My President on President’s Day

My President on President’s Day

Today is President’s Day and the History Teacher in me has a few things to say.

Back in the 70s when in elementary school we the students would commemorate Presidents day by making paper plate President’s faces. We would attach a popsicle stick and hold them up in front of our faces.

We students had no idea what a President was back then–but we knew he must be important because the only other faces we put on paper plates were Jesus and Santa Claus. Very important folks to the little ones.

In the late 70s and early 80s we students in middle school, recited parts of important speeches–primarily by George Washington and Abraham Lincoln.

We students knew that the President was the leader of our country, that he had tremendous responsibilities and pressures and that some were better than others.  We understood that the Office of the President was an important and sacred one.

By the mid to late 80s we students in high school celebrating President’s Day in school was a little more exciting. We were allowed to pick the President of our choice, research his background, policies, positives and negatives. Most of us wrote research papers about our choice–some had classroom debates about the merits of our chosen Presidential Administration.

We students felt empowered to be allowed to have an opinion. I do not recall a teacher ever telling us our opinion was incorrect. We respected the Office of the President and knew the job was a hard one and that most people did not agree with everything each President did but we would defend our President because he was ours and Ours was the Best Country in the World. We students were optimistic.

And we all, students and teachers alike, got President’s Day off. It was a national holiday, schools closed, the Post Office closed and the banks closed.

Fast forward 30 years and a great deal has changed. Now it seems we teach less and less about our Presidents, our Founding Fathers, our Government structure and our Constitution.

Most of my former and present students don’t know who the Presidents are and don’t feel that the job is that difficult, prestigious or important.
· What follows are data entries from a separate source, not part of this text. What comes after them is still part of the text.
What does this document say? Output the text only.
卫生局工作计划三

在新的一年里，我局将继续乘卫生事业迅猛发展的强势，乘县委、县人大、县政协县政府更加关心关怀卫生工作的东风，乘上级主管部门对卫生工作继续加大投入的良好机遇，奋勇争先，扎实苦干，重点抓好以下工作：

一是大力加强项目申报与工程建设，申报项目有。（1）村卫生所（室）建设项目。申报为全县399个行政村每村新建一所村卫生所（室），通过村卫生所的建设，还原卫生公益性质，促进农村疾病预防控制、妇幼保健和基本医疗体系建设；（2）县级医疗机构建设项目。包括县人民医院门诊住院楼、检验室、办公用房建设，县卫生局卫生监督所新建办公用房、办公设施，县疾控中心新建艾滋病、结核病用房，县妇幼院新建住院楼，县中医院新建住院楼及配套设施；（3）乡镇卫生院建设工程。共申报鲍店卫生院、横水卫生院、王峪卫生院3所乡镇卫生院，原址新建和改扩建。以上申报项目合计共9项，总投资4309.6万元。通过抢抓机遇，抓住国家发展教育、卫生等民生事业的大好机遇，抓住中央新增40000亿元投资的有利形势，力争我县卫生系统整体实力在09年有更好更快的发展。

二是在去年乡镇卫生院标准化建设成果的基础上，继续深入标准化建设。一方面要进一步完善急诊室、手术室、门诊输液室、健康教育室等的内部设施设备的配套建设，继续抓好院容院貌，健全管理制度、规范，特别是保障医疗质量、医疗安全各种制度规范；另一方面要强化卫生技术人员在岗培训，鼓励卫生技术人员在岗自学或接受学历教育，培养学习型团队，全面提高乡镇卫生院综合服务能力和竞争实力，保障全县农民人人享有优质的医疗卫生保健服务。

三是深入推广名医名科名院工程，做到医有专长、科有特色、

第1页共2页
They don’t understand how to love their country and they don’t recognize “Hail to the Chief” when it is played.

As a History Teacher of course, this makes me sad.

On most school calendars, many schools around the nation still have the day off in observance of President’s Day, but more and more I notice district calendars observing it one year and maybe not the next–I guess it has become an optional thing.

It is not that important to me whether I get the day off or not, but it is important to me when I realize there is no “observance” of the Office of the President as it used to be.

Many students today have no idea who George Washington was, what Abraham Lincoln did for slavery, how John F. Kennedy challenged the nation to “ask not what your country can do for you, but what you can do for your country.” Not to mention so many other Presidents–who may not all have been very effective–but at least left us with beautiful traditions for our nation.

I think we have lost something very important along the way.

Nonetheless I am very proud to be an American. I still believe we live in the Best Country in the World and I honor the Office of the President–no matter who is occupying it.